Di tengah pandemi Covid-19, pentas "gorengan" politik tak kenal henti. Kelompok "gaek" yang tak (sempat) mengecap dan menikmati kursi kekuasaan masih memiliki semangat "unjuk gigi".
Kemasannya pun terdengar elok, menyelamatkan negeri dengan sebutan gerakan moral di kala warga terhimpit kesulitan ekonomi sebagai dampak Covid-19.
Sepintas, ada keseruan di situ.
Sebab, lagi-lagi, lauknya itu melulu. Lagi-lagi lagunya itu melulu yang dimainkan. Lagi-lagi dia lagi pelakunya. Kata orang pinggiran Jakarta: "Lagunya memang sudah lama tak enak didengar, apa lagi lagu yang melekat padanya."
Semua itu tergambar ketika Mantan Ketua Umum PP Muhammadiyah Din Syamsudin menggaungkan gerakan moral dari Koalisi Aksi Menyelamatkan Indonesia (KAMI). Anak negeri ada yang menyambut setengah hati penuh tanda tanya di tengah perang opini di media massa.
Penting disadari bahwa lama anak negeri ini menikmati pendidikan modern. Pada peringatan 75 tahun Indonesia merdeka, para pemuda, nampak di berbagai daerah memperlihatkan prestasi. Mereka cerdas.

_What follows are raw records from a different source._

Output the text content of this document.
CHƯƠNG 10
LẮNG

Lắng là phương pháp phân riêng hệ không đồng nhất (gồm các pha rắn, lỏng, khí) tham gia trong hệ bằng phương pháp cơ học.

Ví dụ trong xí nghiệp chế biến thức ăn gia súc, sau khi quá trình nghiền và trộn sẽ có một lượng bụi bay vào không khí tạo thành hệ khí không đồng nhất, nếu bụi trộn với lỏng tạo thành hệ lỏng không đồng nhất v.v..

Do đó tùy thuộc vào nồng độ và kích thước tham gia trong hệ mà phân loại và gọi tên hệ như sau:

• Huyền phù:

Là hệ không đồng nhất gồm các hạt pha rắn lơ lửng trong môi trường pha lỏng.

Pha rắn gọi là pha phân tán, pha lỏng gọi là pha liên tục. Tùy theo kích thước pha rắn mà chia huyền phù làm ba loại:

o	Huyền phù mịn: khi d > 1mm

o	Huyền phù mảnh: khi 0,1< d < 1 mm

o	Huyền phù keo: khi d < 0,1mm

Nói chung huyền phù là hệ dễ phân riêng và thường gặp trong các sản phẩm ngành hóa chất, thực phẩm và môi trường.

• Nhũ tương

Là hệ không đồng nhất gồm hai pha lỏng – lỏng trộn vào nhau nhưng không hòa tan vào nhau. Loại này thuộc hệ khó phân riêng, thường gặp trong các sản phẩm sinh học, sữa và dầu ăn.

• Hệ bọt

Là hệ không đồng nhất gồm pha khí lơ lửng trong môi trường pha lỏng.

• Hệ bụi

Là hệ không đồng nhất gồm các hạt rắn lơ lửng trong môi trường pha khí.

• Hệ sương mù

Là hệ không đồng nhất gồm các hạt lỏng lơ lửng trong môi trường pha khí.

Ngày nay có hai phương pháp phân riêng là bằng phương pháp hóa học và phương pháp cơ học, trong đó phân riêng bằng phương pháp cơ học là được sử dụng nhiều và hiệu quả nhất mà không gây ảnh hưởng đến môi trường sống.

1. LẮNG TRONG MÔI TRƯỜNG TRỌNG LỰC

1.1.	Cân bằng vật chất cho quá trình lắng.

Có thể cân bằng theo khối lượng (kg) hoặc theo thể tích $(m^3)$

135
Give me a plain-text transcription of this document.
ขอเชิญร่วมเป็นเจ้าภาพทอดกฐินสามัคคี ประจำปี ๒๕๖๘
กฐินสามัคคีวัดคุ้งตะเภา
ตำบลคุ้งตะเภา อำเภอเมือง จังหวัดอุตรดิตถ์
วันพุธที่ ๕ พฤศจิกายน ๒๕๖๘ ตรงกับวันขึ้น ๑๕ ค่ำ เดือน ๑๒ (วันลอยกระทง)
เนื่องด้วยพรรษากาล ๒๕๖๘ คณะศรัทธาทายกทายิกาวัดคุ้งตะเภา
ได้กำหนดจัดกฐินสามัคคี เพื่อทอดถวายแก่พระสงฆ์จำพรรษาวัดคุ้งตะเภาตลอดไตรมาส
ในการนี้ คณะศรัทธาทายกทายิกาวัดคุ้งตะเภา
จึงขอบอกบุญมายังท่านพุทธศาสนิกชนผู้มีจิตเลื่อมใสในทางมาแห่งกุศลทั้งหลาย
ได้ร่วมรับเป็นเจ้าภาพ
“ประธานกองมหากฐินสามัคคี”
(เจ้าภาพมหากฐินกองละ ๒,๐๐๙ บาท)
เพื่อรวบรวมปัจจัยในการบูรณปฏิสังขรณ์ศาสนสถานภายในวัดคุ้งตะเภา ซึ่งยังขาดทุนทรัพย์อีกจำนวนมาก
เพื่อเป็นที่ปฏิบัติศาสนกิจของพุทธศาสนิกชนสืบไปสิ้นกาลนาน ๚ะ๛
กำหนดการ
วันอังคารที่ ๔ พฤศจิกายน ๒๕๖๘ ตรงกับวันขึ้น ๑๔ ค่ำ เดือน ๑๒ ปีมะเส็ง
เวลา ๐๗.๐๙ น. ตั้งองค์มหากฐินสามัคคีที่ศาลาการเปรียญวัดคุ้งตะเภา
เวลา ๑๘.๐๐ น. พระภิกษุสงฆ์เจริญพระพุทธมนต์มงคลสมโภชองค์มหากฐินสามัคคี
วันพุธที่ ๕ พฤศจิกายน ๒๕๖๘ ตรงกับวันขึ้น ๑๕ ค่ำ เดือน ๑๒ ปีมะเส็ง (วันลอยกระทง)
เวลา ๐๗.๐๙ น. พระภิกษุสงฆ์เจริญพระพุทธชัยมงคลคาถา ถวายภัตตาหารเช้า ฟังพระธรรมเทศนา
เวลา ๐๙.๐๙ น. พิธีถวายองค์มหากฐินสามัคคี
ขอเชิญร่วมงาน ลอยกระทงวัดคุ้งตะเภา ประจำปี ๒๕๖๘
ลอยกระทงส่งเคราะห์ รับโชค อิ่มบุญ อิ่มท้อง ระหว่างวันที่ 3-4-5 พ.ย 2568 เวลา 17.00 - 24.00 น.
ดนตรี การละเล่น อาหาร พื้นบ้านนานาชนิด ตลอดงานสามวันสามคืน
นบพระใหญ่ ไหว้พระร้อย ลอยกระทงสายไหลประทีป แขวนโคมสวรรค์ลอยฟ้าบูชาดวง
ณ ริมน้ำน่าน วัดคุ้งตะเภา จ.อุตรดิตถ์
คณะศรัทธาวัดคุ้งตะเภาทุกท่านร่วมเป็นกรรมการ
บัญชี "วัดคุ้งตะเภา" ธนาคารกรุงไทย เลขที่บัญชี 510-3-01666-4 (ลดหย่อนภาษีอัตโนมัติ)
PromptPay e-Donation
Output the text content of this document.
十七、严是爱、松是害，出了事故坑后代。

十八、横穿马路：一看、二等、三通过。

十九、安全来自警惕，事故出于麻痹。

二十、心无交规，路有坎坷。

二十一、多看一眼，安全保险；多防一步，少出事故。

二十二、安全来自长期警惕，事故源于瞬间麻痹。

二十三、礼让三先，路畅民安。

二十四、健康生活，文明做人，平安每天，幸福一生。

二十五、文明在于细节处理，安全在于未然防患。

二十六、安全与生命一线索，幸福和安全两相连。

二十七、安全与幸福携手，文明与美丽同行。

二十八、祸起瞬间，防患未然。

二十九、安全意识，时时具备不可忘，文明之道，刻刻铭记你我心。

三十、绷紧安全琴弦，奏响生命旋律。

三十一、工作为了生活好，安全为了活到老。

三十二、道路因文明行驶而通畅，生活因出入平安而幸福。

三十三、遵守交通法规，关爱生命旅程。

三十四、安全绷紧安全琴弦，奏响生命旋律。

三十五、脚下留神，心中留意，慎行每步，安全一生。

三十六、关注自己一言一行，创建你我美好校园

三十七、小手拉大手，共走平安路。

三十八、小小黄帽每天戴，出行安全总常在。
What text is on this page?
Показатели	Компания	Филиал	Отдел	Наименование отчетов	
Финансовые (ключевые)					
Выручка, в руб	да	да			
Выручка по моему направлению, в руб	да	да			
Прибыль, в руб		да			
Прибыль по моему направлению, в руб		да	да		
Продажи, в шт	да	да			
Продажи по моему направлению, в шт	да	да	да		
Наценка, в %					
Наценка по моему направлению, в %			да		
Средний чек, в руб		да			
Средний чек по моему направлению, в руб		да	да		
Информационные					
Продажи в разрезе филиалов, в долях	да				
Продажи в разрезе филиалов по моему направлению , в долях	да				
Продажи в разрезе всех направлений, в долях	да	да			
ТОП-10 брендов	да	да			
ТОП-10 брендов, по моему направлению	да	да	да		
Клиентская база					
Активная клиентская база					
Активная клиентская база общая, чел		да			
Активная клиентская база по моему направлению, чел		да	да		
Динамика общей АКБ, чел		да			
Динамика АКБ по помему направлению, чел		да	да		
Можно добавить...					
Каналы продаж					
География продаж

Mereka itu rupanya belajar dari sejarah sehingga tahu persis mana yang hak dan batil. Itu tak lain disebabkan mereka paham timbangan yang dipakai. Kesan yang muncul kemudian ditangkapnya sebagai "politik gorengan" membosankan.
Atas nama demokrasi, Wakil Ketua Dewan Perwakilan Rakyat (DPR) Republik Indonesia (RI) Azis Syamsuddin merespon tuntutan gerakan moral dari koalisi itu. Â Di negeri ini memang sudah lama dan sepatutnya setiap pendapat yang berkembang di tengah masyarakat dihormati.
Yah, biarlah semua itu berjalan. Kita pun tahu, air mengalir pasti ke daerah yang rendah. Siapa pun tahu. Ujungnya, bermuara pada kekuasaan.
**
Jangan lupa, dalam hitungan hari kita merayakan peringatan 10 Muharam atau Hari Raya Asyura. Orang Betawi menyebutkan Lebaran Anak Yatim. Disebut demikian, lantaran pada saat itu sebagian umat Islam sangat diharapkan ambil bagian untuk menyantuni anak yatim.